Women's Health Needs Presidential Leadership
by Phyllis Greenberger, President and CEO
Society for Women's Health Research
For more than a decade, women's health advocates and a handful of dedicated leaders in Congress have been working to provide our nation's federal women's health offices with permanent statutory authorization.
These are important offices in key agencies like the Food and Drug Administration, the Centers for Disease Control and Prevention, and the National Institutes of Health.
They support and promote research on health conditions that affect women exclusively, differently or disproportionately than men. Their work is vital because, until the last 20 years, women of childbearing age were barred from participating in most medical research studies. As a result, we had very little concrete information about women's health. Most of the treatments prescribed for women were based on studies of men.
The situation today is improved, but much work remains to be done. The women's health offices are at the center of that process, guiding research and providing information to women across the nation, allowing them to make better-informed health-care decisions.
The women's health office at the FDA, for example, has funded numerous studies to better understand heart disease, which affects women more frequently and differently than men. Their brochures on women's health are among the most requested publications from the federal government's information clearinghouse in Pueblo, Colorado.
The women's health offices need permanent protection because they only exist now at the discretion of their agency's top official. They can be eliminated at any time or have their funding slashed. That was a real fear for the FDA office this year, when in February, reports surfaced that it would lose more than one-quarter of its operating budget in the middle of the fiscal year. It would have effectively shut down its operations, but public outcry helped prevent any cuts.
Protecting these offices should be a no-brainer. They do a great job protecting and promoting women's health on tiny budgets.

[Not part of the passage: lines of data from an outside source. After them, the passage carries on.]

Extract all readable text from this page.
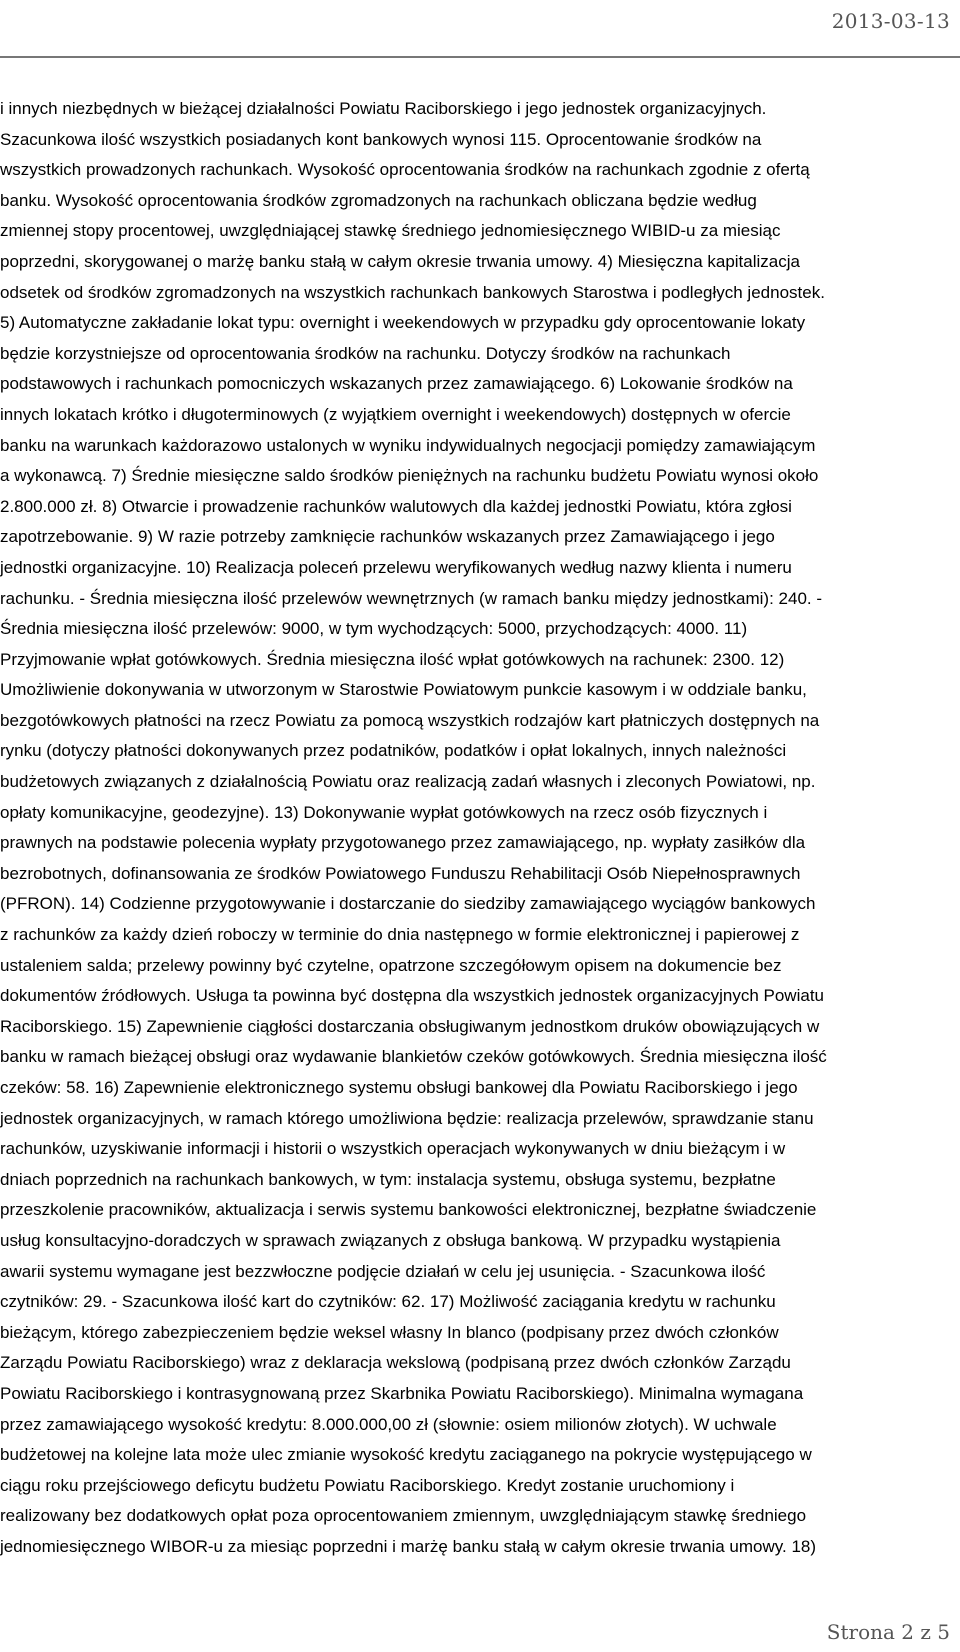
2013-03-13
i innych niezbędnych w bieżącej działalności Powiatu Raciborskiego i jego jednostek organizacyjnych.
Szacunkowa ilość wszystkich posiadanych kont bankowych wynosi 115. Oprocentowanie środków na
wszystkich prowadzonych rachunkach. Wysokość oprocentowania środków na rachunkach zgodnie z ofertą
banku. Wysokość oprocentowania środków zgromadzonych na rachunkach obliczana będzie według
zmiennej stopy procentowej, uwzględniającej stawkę średniego jednomiesięcznego WIBID-u za miesiąc
poprzedni, skorygowanej o marżę banku stałą w całym okresie trwania umowy. 4) Miesięczna kapitalizacja
odsetek od środków zgromadzonych na wszystkich rachunkach bankowych Starostwa i podległych jednostek.
5) Automatyczne zakładanie lokat typu: overnight i weekendowych w przypadku gdy oprocentowanie lokaty
będzie korzystniejsze od oprocentowania środków na rachunku. Dotyczy środków na rachunkach
podstawowych i rachunkach pomocniczych wskazanych przez zamawiającego. 6) Lokowanie środków na
innych lokatach krótko i długoterminowych (z wyjątkiem overnight i weekendowych) dostępnych w ofercie
banku na warunkach każdorazowo ustalonych w wyniku indywidualnych negocjacji pomiędzy zamawiającym
a wykonawcą. 7) Średnie miesięczne saldo środków pieniężnych na rachunku budżetu Powiatu wynosi około
2.800.000 zł. 8) Otwarcie i prowadzenie rachunków walutowych dla każdej jednostki Powiatu, która zgłosi
zapotrzebowanie. 9) W razie potrzeby zamknięcie rachunków wskazanych przez Zamawiającego i jego
jednostki organizacyjne. 10) Realizacja poleceń przelewu weryfikowanych według nazwy klienta i numeru
rachunku. - Średnia miesięczna ilość przelewów wewnętrznych (w ramach banku między jednostkami): 240. -
Średnia miesięczna ilość przelewów: 9000, w tym wychodzących: 5000, przychodzących: 4000. 11)
Przyjmowanie wpłat gotówkowych. Średnia miesięczna ilość wpłat gotówkowych na rachunek: 2300. 12)
Umożliwienie dokonywania w utworzonym w Starostwie Powiatowym punkcie kasowym i w oddziale banku,
bezgotówkowych płatności na rzecz Powiatu za pomocą wszystkich rodzajów kart płatniczych dostępnych na
rynku (dotyczy płatności dokonywanych przez podatników, podatków i opłat lokalnych, innych należności
budżetowych związanych z działalnością Powiatu oraz realizacją zadań własnych i zleconych Powiatowi, np.
opłaty komunikacyjne, geodezyjne). 13) Dokonywanie wypłat gotówkowych na rzecz osób fizycznych i
prawnych na podstawie polecenia wypłaty przygotowanego przez zamawiającego, np. wypłaty zasiłków dla
bezrobotnych, dofinansowania ze środków Powiatowego Funduszu Rehabilitacji Osób Niepełnosprawnych
(PFRON). 14) Codzienne przygotowywanie i dostarczanie do siedziby zamawiającego wyciągów bankowych
z rachunków za każdy dzień roboczy w terminie do dnia następnego w formie elektronicznej i papierowej z
ustaleniem salda; przelewy powinny być czytelne, opatrzone szczegółowym opisem na dokumencie bez
dokumentów źródłowych. Usługa ta powinna być dostępna dla wszystkich jednostek organizacyjnych Powiatu
Raciborskiego. 15) Zapewnienie ciągłości dostarczania obsługiwanym jednostkom druków obowiązujących w
banku w ramach bieżącej obsługi oraz wydawanie blankietów czeków gotówkowych. Średnia miesięczna ilość
czeków: 58. 16) Zapewnienie elektronicznego systemu obsługi bankowej dla Powiatu Raciborskiego i jego
jednostek organizacyjnych, w ramach którego umożliwiona będzie: realizacja przelewów, sprawdzanie stanu
rachunków, uzyskiwanie informacji i historii o wszystkich operacjach wykonywanych w dniu bieżącym i w
dniach poprzednich na rachunkach bankowych, w tym: instalacja systemu, obsługa systemu, bezpłatne
przeszkolenie pracowników, aktualizacja i serwis systemu bankowości elektronicznej, bezpłatne świadczenie
usług konsultacyjno-doradczych w sprawach związanych z obsługa bankową. W przypadku wystąpienia
awarii systemu wymagane jest bezzwłoczne podjęcie działań w celu jej usunięcia. - Szacunkowa ilość
czytników: 29. - Szacunkowa ilość kart do czytników: 62. 17) Możliwość zaciągania kredytu w rachunku
bieżącym, którego zabezpieczeniem będzie weksel własny In blanco (podpisany przez dwóch członków
Zarządu Powiatu Raciborskiego) wraz z deklaracja wekslową (podpisaną przez dwóch członków Zarządu
Powiatu Raciborskiego i kontrasygnowaną przez Skarbnika Powiatu Raciborskiego). Minimalna wymagana
przez zamawiającego wysokość kredytu: 8.000.000,00 zł (słownie: osiem milionów złotych). W uchwale
budżetowej na kolejne lata może ulec zmianie wysokość kredytu zaciąganego na pokrycie występującego w
ciągu roku przejściowego deficytu budżetu Powiatu Raciborskiego. Kredyt zostanie uruchomiony i
realizowany bez dodatkowych opłat poza oprocentowaniem zmiennym, uwzględniającym stawkę średniego
jednomiesięcznego WIBOR-u za miesiąc poprzedni i marżę banku stałą w całym okresie trwania umowy. 18)
Strona 2 z 5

Unfortunately, the legislation to give them the support they need hasn't gained traction. The call to "support the women's health offices" doesn't capture the hearts and minds of legislators and citizens the way "fight cancer" or "cure diabetes" does. But the work of the women's health offices is no less important. Research is the foundation of all future treatments, and no treatment is effective without informed and engaged patients.

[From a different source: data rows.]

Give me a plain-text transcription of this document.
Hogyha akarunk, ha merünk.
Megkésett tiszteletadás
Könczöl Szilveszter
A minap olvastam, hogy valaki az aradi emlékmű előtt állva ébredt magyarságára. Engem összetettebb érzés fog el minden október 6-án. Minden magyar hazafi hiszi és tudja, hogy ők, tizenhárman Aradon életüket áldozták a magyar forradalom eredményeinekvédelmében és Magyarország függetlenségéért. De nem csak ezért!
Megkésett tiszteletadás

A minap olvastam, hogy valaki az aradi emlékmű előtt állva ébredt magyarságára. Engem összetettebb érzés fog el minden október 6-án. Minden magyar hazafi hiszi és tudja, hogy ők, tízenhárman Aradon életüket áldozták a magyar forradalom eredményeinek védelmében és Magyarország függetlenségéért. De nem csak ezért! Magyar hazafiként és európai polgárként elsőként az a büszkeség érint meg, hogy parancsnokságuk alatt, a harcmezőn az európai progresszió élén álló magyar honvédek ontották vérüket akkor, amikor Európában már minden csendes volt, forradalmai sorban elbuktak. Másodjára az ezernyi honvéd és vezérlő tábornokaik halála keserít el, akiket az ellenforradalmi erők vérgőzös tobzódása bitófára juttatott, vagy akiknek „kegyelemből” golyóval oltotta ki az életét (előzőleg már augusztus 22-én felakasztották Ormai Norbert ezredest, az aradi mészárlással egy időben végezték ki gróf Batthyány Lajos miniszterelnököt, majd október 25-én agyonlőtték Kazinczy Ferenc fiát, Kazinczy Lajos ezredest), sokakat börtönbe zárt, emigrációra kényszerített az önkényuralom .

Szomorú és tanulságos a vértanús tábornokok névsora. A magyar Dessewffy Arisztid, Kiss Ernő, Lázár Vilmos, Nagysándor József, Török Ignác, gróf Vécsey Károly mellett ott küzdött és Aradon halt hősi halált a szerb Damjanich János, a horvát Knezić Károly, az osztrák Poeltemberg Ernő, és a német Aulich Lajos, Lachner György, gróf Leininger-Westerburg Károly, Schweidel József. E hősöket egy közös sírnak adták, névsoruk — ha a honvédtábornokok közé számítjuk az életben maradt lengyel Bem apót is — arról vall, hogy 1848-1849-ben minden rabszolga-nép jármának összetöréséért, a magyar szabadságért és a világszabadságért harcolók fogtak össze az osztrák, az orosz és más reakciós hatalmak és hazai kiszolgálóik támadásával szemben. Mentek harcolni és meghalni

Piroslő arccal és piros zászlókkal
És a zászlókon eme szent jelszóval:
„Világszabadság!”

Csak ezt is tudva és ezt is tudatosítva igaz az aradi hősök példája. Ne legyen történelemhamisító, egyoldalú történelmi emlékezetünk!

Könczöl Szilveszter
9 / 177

What can the presidential candidates do to help?
Their public, committed support for permanent authorization of the women's health offices can be the spark this legislation needs to become law in 2008. And if that doesn't work, as president, their powerful leadership from the White House can help usher the bill to passage.
Supporting the women's health offices may seem like a small or symbolic gesture, but it represents a broader commitment to advancing women's health, ensuring that the right research is conducted and that patients, regardless of their gender, race or age, receive the information and health care they need.